Wer behauptet, dank moderner Kommunikationstechniken ließen sich soziale Revolutionen befördern (in anderen Ländern natürlich nur, hier ist es ja angeblich nicht notwendig), ist ungefähr so dumm wie einer, der einen Nagel in die Wand schlägt und anschließend behauptet, das Bild, das jetzt dort hängt, sei deshalb von ihm gemalt. Es ist die vollkommene Verwechslung von Form und Inhalt, von technischem Gerät und Anliegen.

Multimilliardenmal am Tag die Frage gestellt »Wo bist du?« entfernt vom Menschen, der neben einem steht. Die neuen Techniken bringen Menschen nicht näher zusammen, das ist nur der Schein, sie vergrößern vielmehr sowohl Entfremdung als auch Kontrolle. Das Lernen, dass für die technische Aneignung neuer Kommunikationsmittel gebraucht wird und für die Erforschung all der neuen Konsummöglichkeiten, frisst die Zeit für Nähe und Freundschaft, also vor allem für solche Beziehungen, die über den Austausch von konsumtechnischem Wissen hinausgehen.

Ich spreche natürlich nicht gegen die Nutzung moderner Kommunikations- und Informationstechniken. Sie sind nur ein moderner »Hammer« mit enormem Ausforschungs- und Überwachungspotenzial. Aber zu behaupten, erst sie hätten den »arabischen Frühling« möglich gemacht, beweist, wie tief die Erkenntnisse über die wirklichen sozialhistorischen und ökonomischen Voraussetzungen der Revolten in Tunesien und Ägypten unter Infoschrott versunken sind.

Die neue »Partei der Schiffbrüchigen« wird den Weg aller bürgerlichen Parteien gehen. Sie ist so »transparent«, dass man ihre inhaltlich-politische Leere und den Mangel an jedweder Subversivität leicht erkennt. Sie kokettiert mit ihrem Unwissen über das meiste, um sich umso schneller dem Druck der herrschenden Meinung, also der Meinung der Herrschenden, zu beugen. Ihre Domestizierung hat in Frankfurt/Main, Berlin, Kiel und Düsseldorf längst begonnen. Ihr derzeitiger Bundesvorsitzender Bernd Schlömer ist Diplom-Kriminologe, war brav bei der Bundeswehr (Panzergrenadier), ist Regierungsdirektor im Verteidigungsministerium und für Einsätze der Bundeswehr zur »Ressourcensicherung«, würde aber dagegen stimmen, wenn es die Basis will.

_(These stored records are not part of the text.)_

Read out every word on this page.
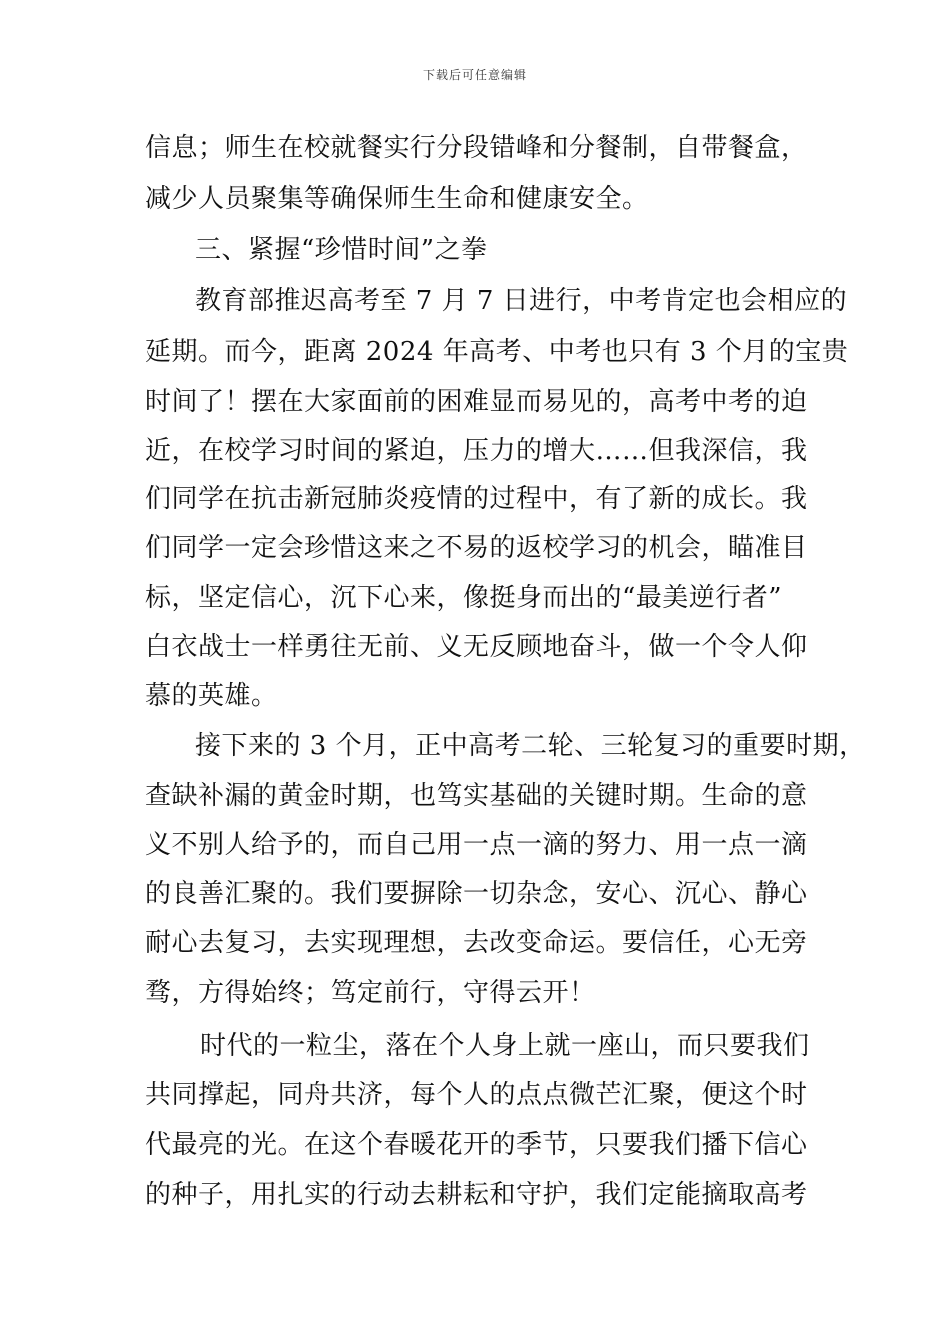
下载后可任意编辑
信息；师生在校就餐实行分段错峰和分餐制，自带餐盒，
减少人员聚集等确保师生生命和健康安全。
三、紧握“珍惜时间”之拳
教育部推迟高考至 7 月 7 日进行，中考肯定也会相应的
延期。而今，距离 2024 年高考、中考也只有 3 个月的宝贵
时间了！摆在大家面前的困难显而易见的，高考中考的迫
近，在校学习时间的紧迫，压力的增大……但我深信，我
们同学在抗击新冠肺炎疫情的过程中，有了新的成长。我
们同学一定会珍惜这来之不易的返校学习的机会，瞄准目
标，坚定信心，沉下心来，像挺身而出的“最美逆行者”
白衣战士一样勇往无前、义无反顾地奋斗，做一个令人仰
慕的英雄。
接下来的 3 个月，正中高考二轮、三轮复习的重要时期，
查缺补漏的黄金时期，也笃实基础的关键时期。生命的意
义不别人给予的，而自己用一点一滴的努力、用一点一滴
的良善汇聚的。我们要摒除一切杂念，安心、沉心、静心
耐心去复习，去实现理想，去改变命运。要信任，心无旁
骛，方得始终；笃定前行，守得云开！
时代的一粒尘，落在个人身上就一座山，而只要我们
共同撑起，同舟共济，每个人的点点微芒汇聚，便这个时
代最亮的光。在这个春暖花开的季节，只要我们播下信心
的种子，用扎实的行动去耕耘和守护，我们定能摘取高考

Erwartungsgemäß fordert er »mehr Mut« von seiner Partei, sich an Regierungen zu beteiligen.279 Das löst langfristig auch sein militärpolitisches Dilemma: Es kommt in Deutschland keine Partei in eine Bundesregierung, die nicht kriegsbereit ist.

Auch andere Piratenfunktionäre gewährleisten der bürgerlichen Welt, dass »Ordnung« in den anfangs vermeintlich »chaotischen« Laden gebracht wird und auch die Reste dessen verschwinden, was einmal vielleicht sogar sympathisch war (nicht die technischen Neuerungen, sondern subkulturelle Elemente). Die Piratenfunktionäre selbst nennen es »Lernprozess«, das klassische Synonym für hundsordinäre Anpassungsprozesse an die herrschenden Verhältnisse.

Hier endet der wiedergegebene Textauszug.